Famed golf course architect Robert Trent Jones built the golf course in 1954, when Bayview Drive was home to rapid Mid-Century Modern developments with no Galleria at its south end or Cardinal Gibbons High School farther north. Jones and his wife, Ione, later owned the course. And now their son, Rees Jones, has completed a major refurbishment of the course that aims to modernize it while keeping what made it beloved in the first place.
“The routing is very much the same; a couple greens have been moved slightly,” Rees Jones says. Some shorter tees have been added to make it more playable for every caliber – a more egalitarian course. “Make it so golf is for everyone, not just the really good player or the poor player,” Jones says.
New ponds have been excavated, fairways elevated. Drainage has been improved. Golf course design technology has come a long way since 1954; the new course features details such as bunkers with systems that allow them to stay more intact after rain. But even with these improvements, Rees Jones believes fans of Coral Ridge will still see it as the masterful course his father designed.
“For the most part I think they’re going to recognize the grand dame,” he says. “But they’re also going to notice that she’s got a lot more lipstick now.”
After the deaths of their parents, Rees Jones and his brother, also a well-known golf course designer, sold the course to the local group that still owns it. But Rees Jones, a resident of Juno Beach and a Coral Ridge member, always kept in close contact. It was through another big project that he got involved with this.
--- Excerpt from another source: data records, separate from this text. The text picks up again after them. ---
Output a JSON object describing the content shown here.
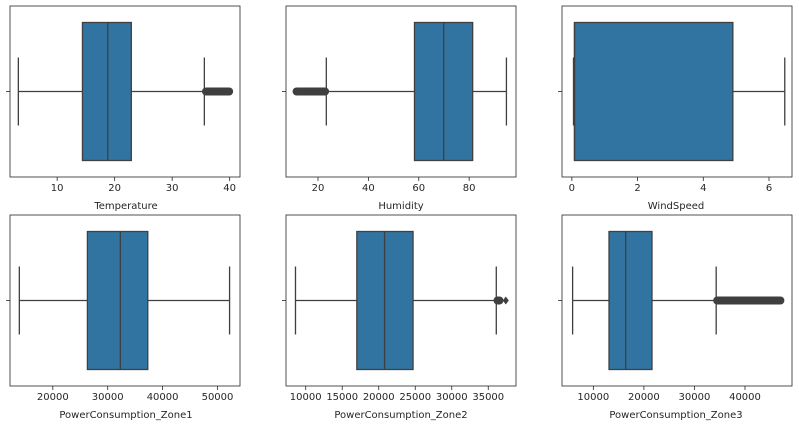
{
  "colors": {
    "box_fill": "#3274a1",
    "line": "#3f3f3f",
    "spine": "#262626",
    "text": "#262626"
  },
  "chart_data": [
    {
      "type": "box",
      "xlabel": "Temperature",
      "xlim": [
        1.8,
        41.8
      ],
      "ticks": [
        10,
        20,
        30,
        40
      ],
      "tick_labels": [
        "10",
        "20",
        "30",
        "40"
      ],
      "whisker_low": 3.25,
      "q1": 14.4,
      "median": 18.8,
      "q3": 22.9,
      "whisker_high": 35.6,
      "outlier_range": [
        35.8,
        40.0
      ],
      "outliers": []
    },
    {
      "type": "box",
      "xlabel": "Humidity",
      "xlim": [
        7.3,
        98.6
      ],
      "ticks": [
        20,
        40,
        60,
        80
      ],
      "tick_labels": [
        "20",
        "40",
        "60",
        "80"
      ],
      "whisker_low": 23.3,
      "q1": 58.3,
      "median": 69.9,
      "q3": 81.4,
      "whisker_high": 94.8,
      "outlier_range": [
        11.3,
        23.0
      ],
      "outliers": []
    },
    {
      "type": "box",
      "xlabel": "WindSpeed",
      "xlim": [
        -0.3,
        6.7
      ],
      "ticks": [
        0,
        2,
        4,
        6
      ],
      "tick_labels": [
        "0",
        "2",
        "4",
        "6"
      ],
      "whisker_low": 0.05,
      "q1": 0.08,
      "median": 0.08,
      "q3": 4.9,
      "whisker_high": 6.48,
      "outlier_range": null,
      "outliers": []
    },
    {
      "type": "box",
      "xlabel": "PowerConsumption_Zone1",
      "xlim": [
        12200,
        54100
      ],
      "ticks": [
        20000,
        30000,
        40000,
        50000
      ],
      "tick_labels": [
        "20000",
        "30000",
        "40000",
        "50000"
      ],
      "whisker_low": 13900,
      "q1": 26300,
      "median": 32300,
      "q3": 37300,
      "whisker_high": 52200,
      "outlier_range": null,
      "outliers": []
    },
    {
      "type": "box",
      "xlabel": "PowerConsumption_Zone2",
      "xlim": [
        7300,
        38800
      ],
      "ticks": [
        10000,
        15000,
        20000,
        25000,
        30000,
        35000
      ],
      "tick_labels": [
        "10000",
        "15000",
        "20000",
        "25000",
        "30000",
        "35000"
      ],
      "whisker_low": 8600,
      "q1": 17000,
      "median": 20800,
      "q3": 24700,
      "whisker_high": 36100,
      "outlier_range": [
        36200,
        36600
      ],
      "outliers": [
        37400
      ]
    },
    {
      "type": "box",
      "xlabel": "PowerConsumption_Zone3",
      "xlim": [
        3800,
        49300
      ],
      "ticks": [
        10000,
        20000,
        30000,
        40000
      ],
      "tick_labels": [
        "10000",
        "20000",
        "30000",
        "40000"
      ],
      "whisker_low": 5900,
      "q1": 13100,
      "median": 16400,
      "q3": 21600,
      "whisker_high": 34300,
      "outlier_range": [
        34400,
        47100
      ],
      "outliers": []
    }
  ]
}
“We knew the golf course hadn’t been renovated for a while,” Coral Ridge general manager J. J. Sehlke says. “Rees was our partner and we were looking at the planning stages of the Enclave.”
The Enclave, a development that includes 36 homes, a smaller golf course, shops along Federal Highway and a public park on the site of the old American Golfers Club, was a major expansion when Coral Ridge acquired the land. Rees Jones designed that course, and then reached out to the club about working on the main course at some point.
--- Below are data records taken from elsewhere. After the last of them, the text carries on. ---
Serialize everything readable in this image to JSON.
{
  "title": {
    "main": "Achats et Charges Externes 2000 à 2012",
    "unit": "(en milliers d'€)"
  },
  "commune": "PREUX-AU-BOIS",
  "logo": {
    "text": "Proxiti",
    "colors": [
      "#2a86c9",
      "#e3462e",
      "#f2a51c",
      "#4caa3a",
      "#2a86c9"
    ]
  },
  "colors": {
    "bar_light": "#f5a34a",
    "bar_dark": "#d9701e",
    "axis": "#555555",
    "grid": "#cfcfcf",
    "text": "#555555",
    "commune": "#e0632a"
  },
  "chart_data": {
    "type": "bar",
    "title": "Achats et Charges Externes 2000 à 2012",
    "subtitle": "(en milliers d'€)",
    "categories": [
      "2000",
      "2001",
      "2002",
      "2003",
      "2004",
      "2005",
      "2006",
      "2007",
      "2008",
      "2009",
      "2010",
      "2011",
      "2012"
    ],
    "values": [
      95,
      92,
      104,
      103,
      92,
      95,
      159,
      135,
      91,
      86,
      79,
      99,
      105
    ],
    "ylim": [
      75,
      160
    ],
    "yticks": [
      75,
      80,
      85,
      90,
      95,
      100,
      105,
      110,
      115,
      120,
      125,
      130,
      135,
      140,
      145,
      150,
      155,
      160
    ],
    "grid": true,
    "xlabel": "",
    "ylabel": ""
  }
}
“I was a teenager when Dad built it,” he says. “I’ve played it hundreds of times. I knew the essence of it.”
Club and designer both agreed that the work would involve more upgrades than a total rebuild. Many of the reasons for that were practical. “It’s a tight site,” Sehlke says. “You’ve got existing homes around there; we’re up against the Intracoastal. You can upgrade it as much as you can, but it’s got to stay the same.”
Everybody felt a restoration was the best thing – “to keep the integrity of the design, the routing, but at the same time go back and see what we could upgrade,” Sehlke says.
Changing weather patterns and a need for greater climate resiliency also dictated some of the changes.
“The weather patterns have changed since my father built the course in 1954,” Jones says. “We do get more weather situations where you get an abundance of rain in a short period of time.” Hence the need for things like better drainage and bunkers. There’s a new irrigation system, replacing one that was on its last legs.
Other changes involve making it an approachable course for many different kinds of golfers, thanks largely to more tees at different distances.
“Rees and I, when we spoke early on, we felt it would be a great accomplishment if for the members who are higher handicapped, who are playing the forward tees, the course is more fun and easier to play,” Sehlke says.
That, Sehlke says, is how you attract more golfers. “If you play bad, you put your clubs away. If you play good, you’re looking for other people to play.”
What remains, Jones says, is the characterful course his father created.
“Every hole has a distinctive characteristic,” he says. “Every hole has a change of pace. Every green has a different twist. Some are long and narrow, some are shallow and wide, some are on an angle.”
For Rees Jones, preserving that matters.
“My mother and father basically spent much of their lives in Fort Lauderdale nurturing that club and helping it grow,” Jones says. “He built it with his own construction crew. It’s very special to the family and really the legacy of my father.”